Website of
ALAN MERRYWEATHER


IS THERE A GHOST AT

WOOLGATHERERS, COXWELL ST.

CIRENCESTER, GLOUCESTERSHIRE?

I didn't believe in ghosts, but now

I’m not so sure.

by
Alan Merryweather



Some years ago I undertook to house-sit at Woolgatherers, Coxwell Street, a large 4 storey house owned by Mrs Small, in Cirencester where I live. Arriving on the Friday morning I was installed in a first floor bedroom, the owner going to London for the weekend with her sister. I’d been to the property several times before but knew nothing about its history.

For security reasons and in case of burst pipes etc I always look in every room every day. After breakfast on the Saturday I went to go upstairs and heard a radio playing very loudly on the second floor. It was in a bedroom being used by the sister and there I found a small battery-operated non-programmable radio which I switched off. I thought it odd that I’d not heard it as I’d been up and down stairs several times, but I imagined that every time I was nearby the music or speech was soft, perhaps.

My tour of the house took me into the owner’s bedroom where I switched off a light left on in an adjoining bathroom which I’d not noticed on Friday's rounds.

Sunday, at about 6 am. I was wide awake and was about to get up, when the bedroom door swung open. I looked in the passageway - but there was nothing to be seen. Strangely, I wasn’t alarmed. I rationalised that as the room, constructed out of two smaller ones, had a slightly flexible floor, the door which had no catch and only pushed-to, could have edged open as I went to and fro to the loo at night through a different door.
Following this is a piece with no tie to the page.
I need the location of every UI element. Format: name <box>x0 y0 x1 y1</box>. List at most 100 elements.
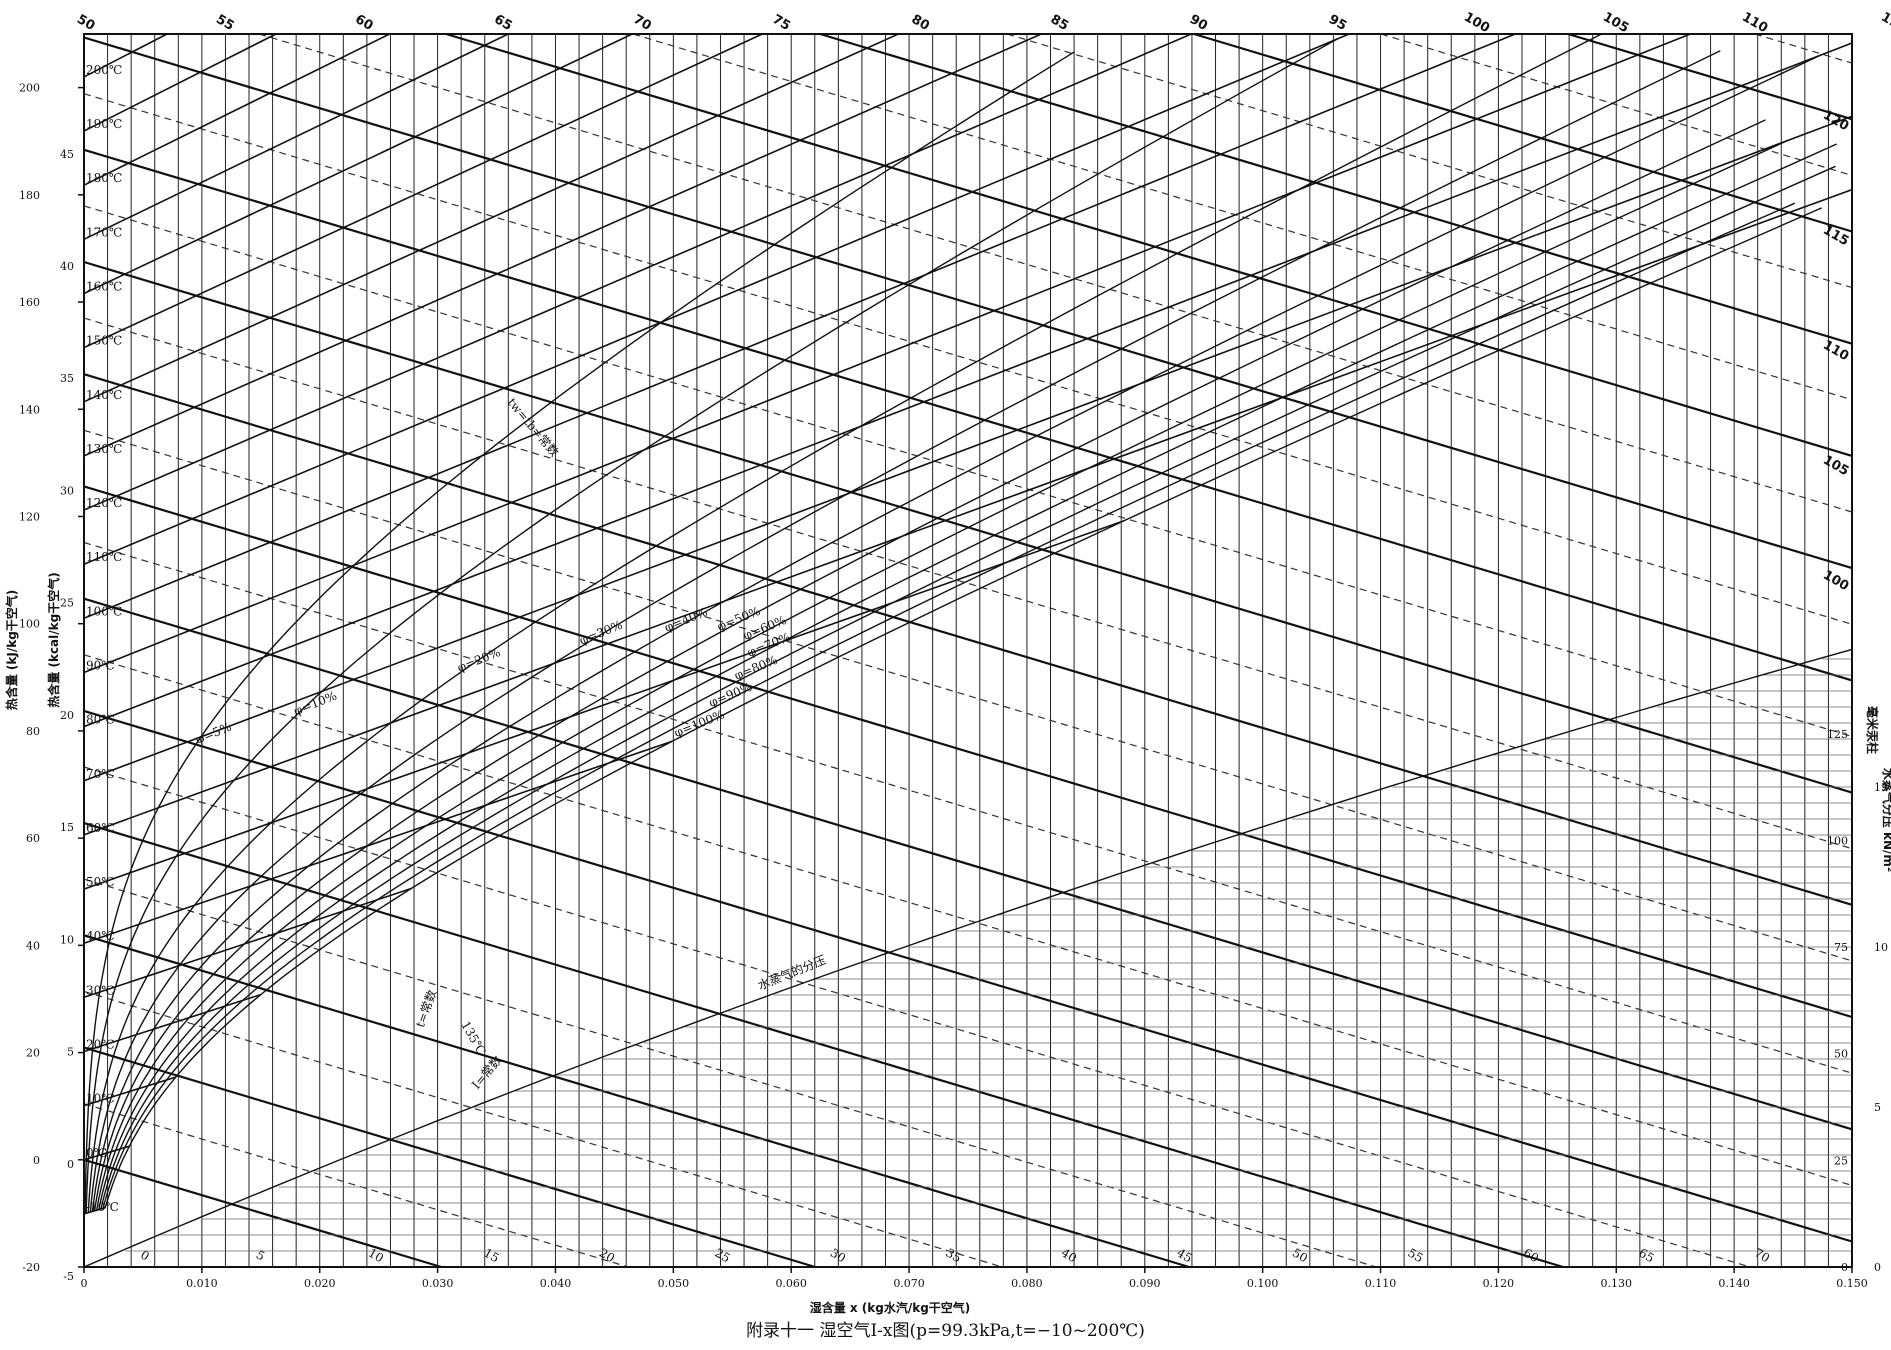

When the owner returned that evening, I asked her if there were any spooks and she instantly replied, “In Pippa’s room” I’m not sure whether she phrased that as a statement or a question. I had slept in Pippa’s room, with its masks and native artifacts, her daughter being an anthropologist who travelled to all sorts of remote places.
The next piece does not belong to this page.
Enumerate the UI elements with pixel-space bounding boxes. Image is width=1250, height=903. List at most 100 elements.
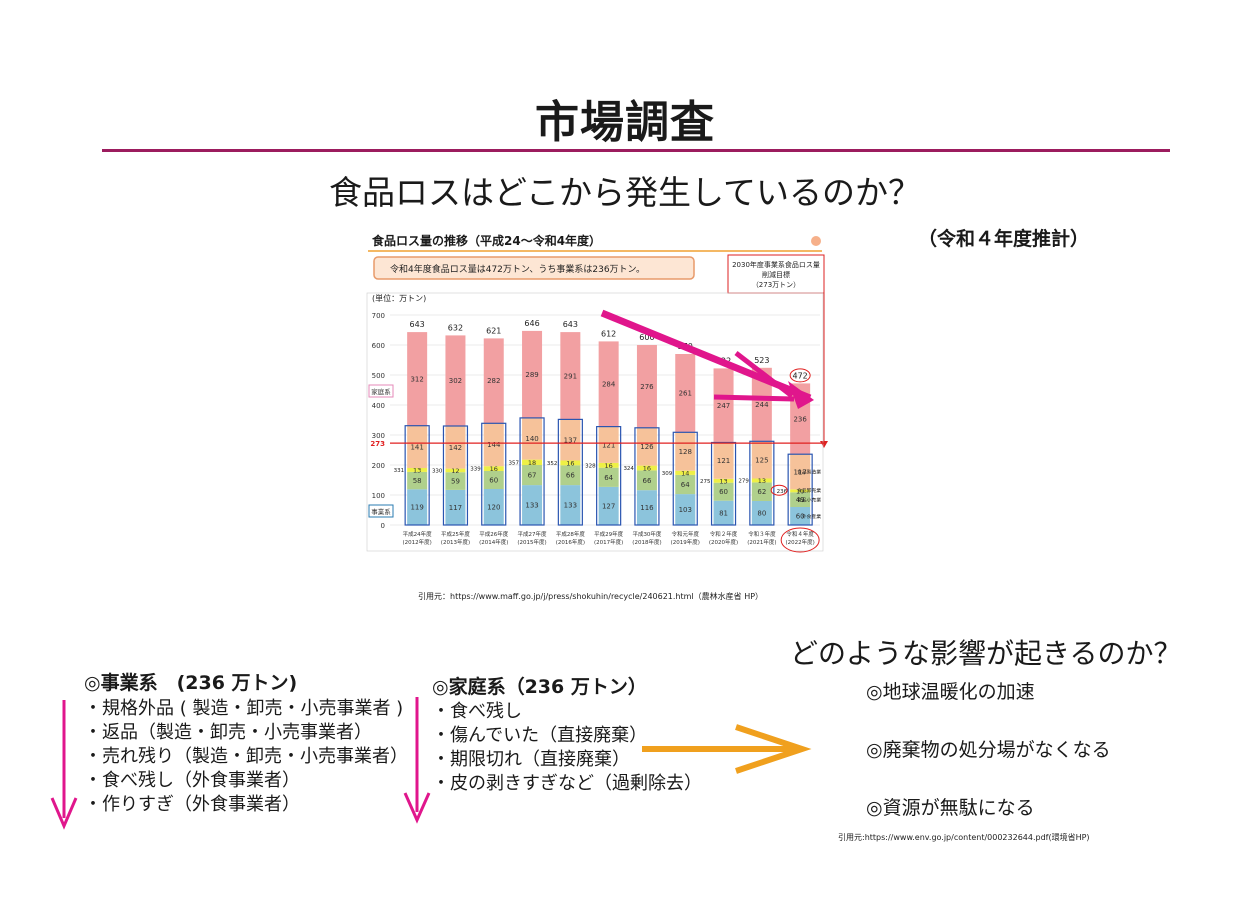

I recounted to the owner what had happened. All she said was, “Don’t let my sister know.” How I wish that I’d thought of testing the door whilst I was there to see if I could get it to open by itself. but I was never invited back again. Later research led to a vague reference to a family living there where a man was said to have murdered his daughter because she became pregnant outside of marriage.

In 2000 a book* was published which included information that the house had been

requisitioned for storage of medical supplies during WWII and later returned to civilian life as the home of Mr and Mrs Michael Ingram, their family and - so it was said - a resident ghost.'

The book goes on to name a later tenant, a Mrs Hunter Dunn, the stepmother of the celebrated Joan Hunter Dunn, who is forever linked with John Betjeman because of a poem he wrote about her.

As for the ghost, Mrs Hunter Dunn was one of those who were disturbed. Contrary to local legend, however, there is no evidence of there having been a full-scale exorcism, and in recent years peace has prevailed.

In late November 2010 I was passing the house the front of which is being partly renovated by its new owner. On impulse, I stopped to talk to a man working outside who had charge of the work, and mentioned that I'd house-sat there and we chatted. As I went to carry on walking home, I turned back and said,

"I suppose you know this house is haunted?" "Oh yes," he replied and then he told me of incidents where he'd taken his dog inside and it had become distressed and had refused to go upstairs. On another occasion when he opened the cellar door the dog again acted strangely and defecated all over the carpet.

So there it is, another ghost story which lacks that final element of proof. But what do you make of it?